The safeguards of fair dealing as formulated in Civic Chandran focuses on, (a) the worth of the copyrighted material when reproduced, (b) reasons for such reproduction, and, (c) whether such reproduction results in direct competition, thereby harming the original author. I hereby further argue that, in situations involving public interest or apparent violation of laws, the only motive is to bring such offensive content to public attention and, in the absence of any blatant monetary or competitive intentions, such sharing must be categorically safeguarded as fair use. In K. Murari v. Muppala Ranganayakamma, the High Court of Andhra Pradesh had stated that, if there is a direct pecuniary benefit arising out of the reproduction of copyrighted material, the same should be disallowed. Hence, in genuine circumstances where the sharing third party is totally unrelated to the copyright owner and, such content when reproduced has no pecuniary aspect or direct competitive loss for the original author, such reproduction/sharing of copyrighted material should be justified in light of the larger public interest it serves.

The U.S. Title 17 U.S. Code Section 107 too takes into account the commercial aspect of such sharing and the character of the same. It recognizes fair use of copyrighted material for ‘Socially laudable purposes’, whereby there is no materialistic or commercial intention behind the non-owner sharing copyrighted material. Further, the U.S. copyright regime also considers the potential market value of such copyrighted material when reshared. Hence, I believe these globally recognized parameters of fair use can complement the existing jurisprudence in India to determine whether sharing of copyrighted material for public purpose on social media is justified as being fair use.

The ISKCON Incident:

ISKCON wanted to highlight the relevant portion from a copyrighted video for the larger public interest and cognizance of the same by concerned enforcement authorities. As stated by the spokesperson, the very purpose of sharing the video was to criticize the video content, which they deemed to be religiously offensive.

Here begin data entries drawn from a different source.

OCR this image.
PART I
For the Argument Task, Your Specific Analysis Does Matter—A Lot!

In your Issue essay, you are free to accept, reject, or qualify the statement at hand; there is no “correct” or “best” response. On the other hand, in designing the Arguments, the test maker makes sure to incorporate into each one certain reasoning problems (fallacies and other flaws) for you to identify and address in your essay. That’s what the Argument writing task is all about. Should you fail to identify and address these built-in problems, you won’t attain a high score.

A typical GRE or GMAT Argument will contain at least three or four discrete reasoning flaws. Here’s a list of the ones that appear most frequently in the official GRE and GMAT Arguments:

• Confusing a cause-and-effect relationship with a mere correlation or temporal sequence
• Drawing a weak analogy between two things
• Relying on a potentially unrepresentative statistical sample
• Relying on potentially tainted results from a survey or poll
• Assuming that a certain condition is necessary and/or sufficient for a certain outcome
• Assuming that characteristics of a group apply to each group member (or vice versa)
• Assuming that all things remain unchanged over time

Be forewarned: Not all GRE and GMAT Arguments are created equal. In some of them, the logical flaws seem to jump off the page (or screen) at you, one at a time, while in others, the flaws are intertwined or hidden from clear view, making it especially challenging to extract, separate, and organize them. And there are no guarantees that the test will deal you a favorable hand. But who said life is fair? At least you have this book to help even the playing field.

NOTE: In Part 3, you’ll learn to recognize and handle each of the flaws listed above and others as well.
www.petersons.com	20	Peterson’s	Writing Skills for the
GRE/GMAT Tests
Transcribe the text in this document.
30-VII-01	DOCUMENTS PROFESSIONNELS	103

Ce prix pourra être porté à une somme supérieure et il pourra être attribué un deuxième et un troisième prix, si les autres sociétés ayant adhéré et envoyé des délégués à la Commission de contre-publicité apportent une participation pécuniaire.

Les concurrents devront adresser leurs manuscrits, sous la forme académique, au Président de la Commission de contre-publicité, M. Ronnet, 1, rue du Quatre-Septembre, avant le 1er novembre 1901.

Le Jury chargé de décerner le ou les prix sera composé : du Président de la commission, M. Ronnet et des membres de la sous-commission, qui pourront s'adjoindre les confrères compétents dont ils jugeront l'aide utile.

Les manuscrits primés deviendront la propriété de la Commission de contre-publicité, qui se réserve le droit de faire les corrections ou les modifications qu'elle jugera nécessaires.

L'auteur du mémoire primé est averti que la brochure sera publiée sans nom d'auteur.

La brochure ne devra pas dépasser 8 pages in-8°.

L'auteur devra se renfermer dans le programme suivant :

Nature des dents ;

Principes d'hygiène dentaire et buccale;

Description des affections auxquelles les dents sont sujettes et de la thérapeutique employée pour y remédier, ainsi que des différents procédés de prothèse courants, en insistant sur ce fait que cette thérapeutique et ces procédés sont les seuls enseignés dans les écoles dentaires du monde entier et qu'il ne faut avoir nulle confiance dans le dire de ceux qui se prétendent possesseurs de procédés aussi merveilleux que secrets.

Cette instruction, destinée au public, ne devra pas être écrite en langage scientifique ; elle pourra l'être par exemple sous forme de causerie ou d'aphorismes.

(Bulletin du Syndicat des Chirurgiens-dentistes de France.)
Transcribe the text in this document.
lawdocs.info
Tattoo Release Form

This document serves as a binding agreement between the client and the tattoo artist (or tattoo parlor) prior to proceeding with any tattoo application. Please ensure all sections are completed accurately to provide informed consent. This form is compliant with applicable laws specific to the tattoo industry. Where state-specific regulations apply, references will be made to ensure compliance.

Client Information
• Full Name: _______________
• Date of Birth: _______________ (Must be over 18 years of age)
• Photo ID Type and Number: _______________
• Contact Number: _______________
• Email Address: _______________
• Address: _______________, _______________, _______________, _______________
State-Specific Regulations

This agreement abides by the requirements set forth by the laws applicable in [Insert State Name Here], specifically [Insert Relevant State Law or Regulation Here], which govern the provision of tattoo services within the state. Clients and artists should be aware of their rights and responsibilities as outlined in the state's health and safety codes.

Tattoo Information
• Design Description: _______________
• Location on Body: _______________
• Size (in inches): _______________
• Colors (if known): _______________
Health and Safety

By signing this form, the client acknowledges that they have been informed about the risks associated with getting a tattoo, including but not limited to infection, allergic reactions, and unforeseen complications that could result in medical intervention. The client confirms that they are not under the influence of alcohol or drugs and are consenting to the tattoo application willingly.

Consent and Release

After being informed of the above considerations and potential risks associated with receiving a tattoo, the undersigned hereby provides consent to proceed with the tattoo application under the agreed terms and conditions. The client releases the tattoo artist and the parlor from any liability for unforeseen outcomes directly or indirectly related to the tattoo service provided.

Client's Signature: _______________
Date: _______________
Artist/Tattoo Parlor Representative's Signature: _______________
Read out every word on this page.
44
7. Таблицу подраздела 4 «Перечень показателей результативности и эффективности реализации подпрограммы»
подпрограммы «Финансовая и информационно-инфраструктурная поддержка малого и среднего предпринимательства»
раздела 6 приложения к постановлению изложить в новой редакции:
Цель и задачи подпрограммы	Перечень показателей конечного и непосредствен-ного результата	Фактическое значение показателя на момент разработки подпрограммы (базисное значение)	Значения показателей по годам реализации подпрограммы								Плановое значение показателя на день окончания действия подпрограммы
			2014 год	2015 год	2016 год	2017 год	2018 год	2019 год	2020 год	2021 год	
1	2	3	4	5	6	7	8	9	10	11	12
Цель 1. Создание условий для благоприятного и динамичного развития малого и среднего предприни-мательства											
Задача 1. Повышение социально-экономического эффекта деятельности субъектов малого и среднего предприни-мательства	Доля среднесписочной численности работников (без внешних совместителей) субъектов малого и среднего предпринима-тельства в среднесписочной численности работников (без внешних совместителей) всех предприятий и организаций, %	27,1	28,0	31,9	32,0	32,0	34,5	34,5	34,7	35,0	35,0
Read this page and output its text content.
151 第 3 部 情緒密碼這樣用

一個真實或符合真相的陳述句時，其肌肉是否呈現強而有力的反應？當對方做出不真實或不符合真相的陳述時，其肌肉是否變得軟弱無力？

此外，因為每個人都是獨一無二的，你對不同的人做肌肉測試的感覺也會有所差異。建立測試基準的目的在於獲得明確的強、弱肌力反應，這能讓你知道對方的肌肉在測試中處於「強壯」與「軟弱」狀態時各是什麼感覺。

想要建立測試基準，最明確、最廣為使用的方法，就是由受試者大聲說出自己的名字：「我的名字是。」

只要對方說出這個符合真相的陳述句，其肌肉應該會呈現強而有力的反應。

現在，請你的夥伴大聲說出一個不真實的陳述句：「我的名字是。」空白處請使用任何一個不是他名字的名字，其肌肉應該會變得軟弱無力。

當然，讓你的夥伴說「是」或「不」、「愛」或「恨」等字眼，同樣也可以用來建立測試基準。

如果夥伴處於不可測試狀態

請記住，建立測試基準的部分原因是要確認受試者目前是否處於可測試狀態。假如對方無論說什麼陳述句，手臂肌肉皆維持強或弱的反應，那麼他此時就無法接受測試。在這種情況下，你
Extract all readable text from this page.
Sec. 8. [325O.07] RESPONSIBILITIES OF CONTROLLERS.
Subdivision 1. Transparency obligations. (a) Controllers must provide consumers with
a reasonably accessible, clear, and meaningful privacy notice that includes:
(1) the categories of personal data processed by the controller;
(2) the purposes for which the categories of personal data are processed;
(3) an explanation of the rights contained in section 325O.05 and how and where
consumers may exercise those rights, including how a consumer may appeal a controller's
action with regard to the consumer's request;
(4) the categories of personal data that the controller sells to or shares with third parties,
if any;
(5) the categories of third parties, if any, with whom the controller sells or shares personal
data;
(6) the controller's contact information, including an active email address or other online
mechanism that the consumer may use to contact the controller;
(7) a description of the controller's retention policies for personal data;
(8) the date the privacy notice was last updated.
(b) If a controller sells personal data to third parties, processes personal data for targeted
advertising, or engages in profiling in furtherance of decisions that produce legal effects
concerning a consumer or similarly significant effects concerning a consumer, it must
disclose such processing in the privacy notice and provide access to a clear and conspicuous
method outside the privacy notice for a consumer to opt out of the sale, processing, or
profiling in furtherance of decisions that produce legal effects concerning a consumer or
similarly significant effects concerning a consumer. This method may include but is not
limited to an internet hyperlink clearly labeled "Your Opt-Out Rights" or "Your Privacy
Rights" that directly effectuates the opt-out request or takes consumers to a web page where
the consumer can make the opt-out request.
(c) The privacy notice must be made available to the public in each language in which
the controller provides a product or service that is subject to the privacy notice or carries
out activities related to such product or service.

No copyrighted work can escape the prescribed boundaries of law under the unbridled protection of exclusive ownership. As stated earlier, I argue that the exception of fair use is an effective method to share copyrighted work on social media for the larger public good. Applying the aforementioned three propositions from Civic Chandran, one can ascertain that ISKCON was not a direct rival of Shemaroo and that such sharing of a ‘small relevant clip’ did not cause monetary harm to Shemaroo. Further, ISKCON is not involved in the entertainment business and hence, it has no underlying profit/pecuniary motive. Rather, ISKCON’s actions were motivated by serving the larger public good and not for commercial purposes. Thus, I believe these points validly satisfy the judicial safeguards to prove bona fide fair use and ISKCON’s actions can collectively fit under the sub-headings of ‘Criticism’ and ‘Reporting of Current Affairs’ as per Section 52(1)(a).

Conclusion

The Indian copyright regime should provide leeway for sharing content which is aimed at social purposes & larger public good, similar to the U.S. Further, fair dealing perspectives in India can be broadened like Title 17 of U.S. Code, which provides an open-ended list of purposes that may be noted as fair use. The same is then evolved over time based on factual circumstances and interpretation. Lastly, as noted, India’s fair use doctrine is sufficiently broad to cover ISKCON’s actions, which certainly do not amount to infringement. However, this doctrine must be revamped and provide a categorical exemption for sharing of a relevant portion of copyrighted content in the proved absence of any monetary/competitive motive, if said sharing is solely aimed at reporting a purported violation of law in the larger public interest.